I was, as the French say, biting my fists with impatience for that cargo frozen upcountry; with rage at that canal set fast, at the wintry and deserted aspect of all those ships that seemed to decay in grim depression for want of the open water. I was chief mate, and very much alone. Directly I had joined I received from my owners instructions to send all the ship’s apprentices away on leave together, because in such weather there was nothing for anybody to do, unless to keep up a fire in the cabin stove. That was attended to by a snuffy and mop-headed, inconceivably dirty, and weirdly toothless Dutch ship-keeper, who could hardly speak three words of English, but who must have had some considerable knowledge of the language, since he managed invariably to interpret in the contrary sense everything that was said to him.
Notwithstanding the little iron stove, the ink froze on the swing-table in the cabin, and I found it more convenient to go ashore stumbling over the arctic wasteland and shivering in glazed tramcars in order to write my evening letter to my owners in a gorgeous café in the centre of the town. It was an immense place, lofty and gilt, upholstered in red plush, full of electric lights and so thoroughly warmed that even the marble tables felt tepid to the touch. The waiter who brought me my cup of coffee bore, by comparison with my utter isolation, the dear aspect of an intimate friend. There, alone in a noisy crowd, I would write slowly a letter addressed to Glasgow, of which the gist would be: There is no cargo, and no prospect of any coming till late spring apparently. And all the time I sat there the necessity of getting back to the ship bore heavily on my already half-congealed spirits—the shivering in glazed tramcars, the stumbling over the snow-sprinkled waste ground, the visions of ships frozen in a row, appearing vaguely like corpses of black vessels in a white world, so silent, so lifeless, so soulless they seemed to be.
With precaution I would go up the side of my own particular corpse, and would feel her as cold as ice itself and as slippery under my feet. My cold berth would swallow up like a chilly burial niche my bodily shivers and my mental excitement. It was a cruel winter. The very air seemed as hard and trenchant as steel; but it would have taken much more than this to extinguish my sacred fire for the exercise of my craft. No young man of twenty-four appointed chief mate for the first time in his life would have let that Dutch tenacious winter penetrate into his heart. I think that in those days I never forgot the fact of my elevation for five consecutive minutes. I fancy it kept me warm, even in my slumbers, better than the high pile of blankets, which positively crackled with frost as I threw them off in the morning. And I would get up early for no reason whatever except that I was in sole charge. The new captain had not been appointed yet.
Almost each morning a letter from my owners would arrive, directing me to go to the charterers and clamour for the ship’s cargo; to threaten them with the heaviest penalties of demurrage; to demand that this assortment of varied merchandise, set fast in a landscape of ice and windmills somewhere upcountry, should be put on rail instantly, and fed up to the ship in regular quantities every day. After drinking some hot coffee, like an Arctic explorer setting off on a sledge journey towards the North Pole, I would go ashore and roll shivering in a tramcar into the very heart of the town, past clean-faced houses, past thousands of brass knockers upon a thousand painted doors glimmering behind rows of trees of the pavement species, leafless, gaunt, seemingly dead forever.

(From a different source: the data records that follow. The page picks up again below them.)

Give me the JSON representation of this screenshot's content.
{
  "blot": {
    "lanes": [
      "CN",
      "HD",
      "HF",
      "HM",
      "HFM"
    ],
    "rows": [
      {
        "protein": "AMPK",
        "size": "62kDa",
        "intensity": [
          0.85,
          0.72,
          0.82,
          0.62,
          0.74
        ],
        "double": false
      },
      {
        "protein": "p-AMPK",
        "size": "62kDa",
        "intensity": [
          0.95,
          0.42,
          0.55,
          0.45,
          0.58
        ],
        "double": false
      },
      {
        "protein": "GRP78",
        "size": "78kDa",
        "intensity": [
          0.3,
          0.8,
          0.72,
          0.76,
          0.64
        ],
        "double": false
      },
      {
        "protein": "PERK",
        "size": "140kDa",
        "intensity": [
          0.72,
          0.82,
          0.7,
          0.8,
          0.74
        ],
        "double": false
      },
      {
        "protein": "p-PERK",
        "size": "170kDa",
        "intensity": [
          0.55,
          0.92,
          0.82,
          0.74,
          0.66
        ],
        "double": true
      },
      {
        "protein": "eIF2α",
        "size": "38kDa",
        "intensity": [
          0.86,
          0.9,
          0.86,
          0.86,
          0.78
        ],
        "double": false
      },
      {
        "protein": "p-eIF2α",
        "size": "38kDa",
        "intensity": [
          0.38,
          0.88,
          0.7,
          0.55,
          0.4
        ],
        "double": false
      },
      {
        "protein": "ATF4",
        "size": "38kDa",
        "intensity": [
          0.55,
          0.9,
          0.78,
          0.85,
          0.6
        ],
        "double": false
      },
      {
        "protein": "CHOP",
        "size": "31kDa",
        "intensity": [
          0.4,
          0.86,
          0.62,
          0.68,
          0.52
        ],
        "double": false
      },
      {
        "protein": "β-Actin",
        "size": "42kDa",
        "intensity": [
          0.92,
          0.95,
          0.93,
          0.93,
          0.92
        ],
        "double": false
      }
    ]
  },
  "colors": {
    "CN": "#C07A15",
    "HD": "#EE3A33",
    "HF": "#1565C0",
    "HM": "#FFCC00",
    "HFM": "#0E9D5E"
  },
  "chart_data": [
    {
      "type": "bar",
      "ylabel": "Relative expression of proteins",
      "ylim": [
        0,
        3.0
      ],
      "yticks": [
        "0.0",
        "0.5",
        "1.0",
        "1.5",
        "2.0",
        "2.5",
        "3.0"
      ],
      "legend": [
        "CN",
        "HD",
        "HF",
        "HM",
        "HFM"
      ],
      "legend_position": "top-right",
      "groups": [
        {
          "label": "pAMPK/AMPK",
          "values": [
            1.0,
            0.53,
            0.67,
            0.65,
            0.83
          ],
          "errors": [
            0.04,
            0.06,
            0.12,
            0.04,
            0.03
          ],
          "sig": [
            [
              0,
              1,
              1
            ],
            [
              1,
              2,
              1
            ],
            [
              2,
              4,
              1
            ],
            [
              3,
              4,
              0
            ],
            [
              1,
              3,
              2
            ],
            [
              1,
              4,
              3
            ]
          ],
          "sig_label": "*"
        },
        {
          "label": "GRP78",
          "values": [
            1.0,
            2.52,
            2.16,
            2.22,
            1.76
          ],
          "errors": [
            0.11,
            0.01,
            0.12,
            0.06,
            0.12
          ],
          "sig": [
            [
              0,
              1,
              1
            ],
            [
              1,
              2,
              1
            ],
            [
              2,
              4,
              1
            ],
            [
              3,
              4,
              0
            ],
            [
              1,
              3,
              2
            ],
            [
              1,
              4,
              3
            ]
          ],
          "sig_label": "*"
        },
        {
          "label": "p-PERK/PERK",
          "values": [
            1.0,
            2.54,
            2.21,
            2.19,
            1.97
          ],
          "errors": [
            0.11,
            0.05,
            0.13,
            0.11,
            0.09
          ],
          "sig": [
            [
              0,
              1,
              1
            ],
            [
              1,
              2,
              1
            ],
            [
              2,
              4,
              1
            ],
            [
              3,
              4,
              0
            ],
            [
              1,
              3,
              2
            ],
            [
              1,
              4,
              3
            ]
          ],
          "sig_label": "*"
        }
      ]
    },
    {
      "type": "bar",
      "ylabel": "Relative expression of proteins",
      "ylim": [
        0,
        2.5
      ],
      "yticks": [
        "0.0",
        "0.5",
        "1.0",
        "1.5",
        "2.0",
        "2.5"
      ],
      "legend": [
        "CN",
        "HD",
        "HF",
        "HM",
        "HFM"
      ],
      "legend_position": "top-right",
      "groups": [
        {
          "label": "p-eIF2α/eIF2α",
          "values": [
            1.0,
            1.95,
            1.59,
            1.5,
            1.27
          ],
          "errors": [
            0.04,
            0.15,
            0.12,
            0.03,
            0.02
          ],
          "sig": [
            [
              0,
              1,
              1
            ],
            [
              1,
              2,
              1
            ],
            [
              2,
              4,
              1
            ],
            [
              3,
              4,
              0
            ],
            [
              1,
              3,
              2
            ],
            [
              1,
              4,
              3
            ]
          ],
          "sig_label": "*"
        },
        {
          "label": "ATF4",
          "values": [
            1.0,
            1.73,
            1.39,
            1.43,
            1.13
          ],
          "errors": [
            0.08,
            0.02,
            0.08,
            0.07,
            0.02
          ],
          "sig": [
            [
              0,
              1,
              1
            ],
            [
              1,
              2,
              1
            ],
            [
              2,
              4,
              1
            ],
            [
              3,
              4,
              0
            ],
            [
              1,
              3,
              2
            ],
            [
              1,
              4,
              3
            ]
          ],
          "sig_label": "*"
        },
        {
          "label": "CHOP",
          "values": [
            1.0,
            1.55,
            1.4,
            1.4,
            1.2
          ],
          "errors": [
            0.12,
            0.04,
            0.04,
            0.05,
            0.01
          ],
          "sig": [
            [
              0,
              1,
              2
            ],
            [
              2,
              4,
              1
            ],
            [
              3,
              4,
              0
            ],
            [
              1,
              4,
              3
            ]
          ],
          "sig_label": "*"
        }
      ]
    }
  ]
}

That part of the expedition was easy enough, though the horses were painfully glistening with icicles, and the aspect of the tram-conductors’ faces presented a repulsive blending of crimson and purple. But as to frightening or bullying, or even wheedling some sort of answer out of Mr. Hudig, that was another matter altogether. He was a big, swarthy Netherlander, with black moustaches and a bold glance. He always began by shoving me into a chair before I had time to open my mouth, gave me cordially a large cigar, and in excellent English would start to talk everlastingly about the phenomenal severity of the weather. It was impossible to threaten a man who, though he possessed the language perfectly, seemed incapable of understanding any phrase pronounced in a tone of remonstrance or discontent. As to quarrelling with him, it would have been stupid. The weather was too bitter for that. His office was so warm, his fire so bright, his sides shook so heartily with laughter, that I experienced always a great difficulty in making up my mind to reach for my hat.
At last the cargo did come. At first it came dribbling in by rail in trucks, till the thaw set in; and then fast, in a multitude of barges, with a great rush of unbound waters. The gentle master stevedore had his hands very full at last; and the chief mate became worried in his mind as to the proper distribution of the weight of his first cargo in a ship he did not personally know before.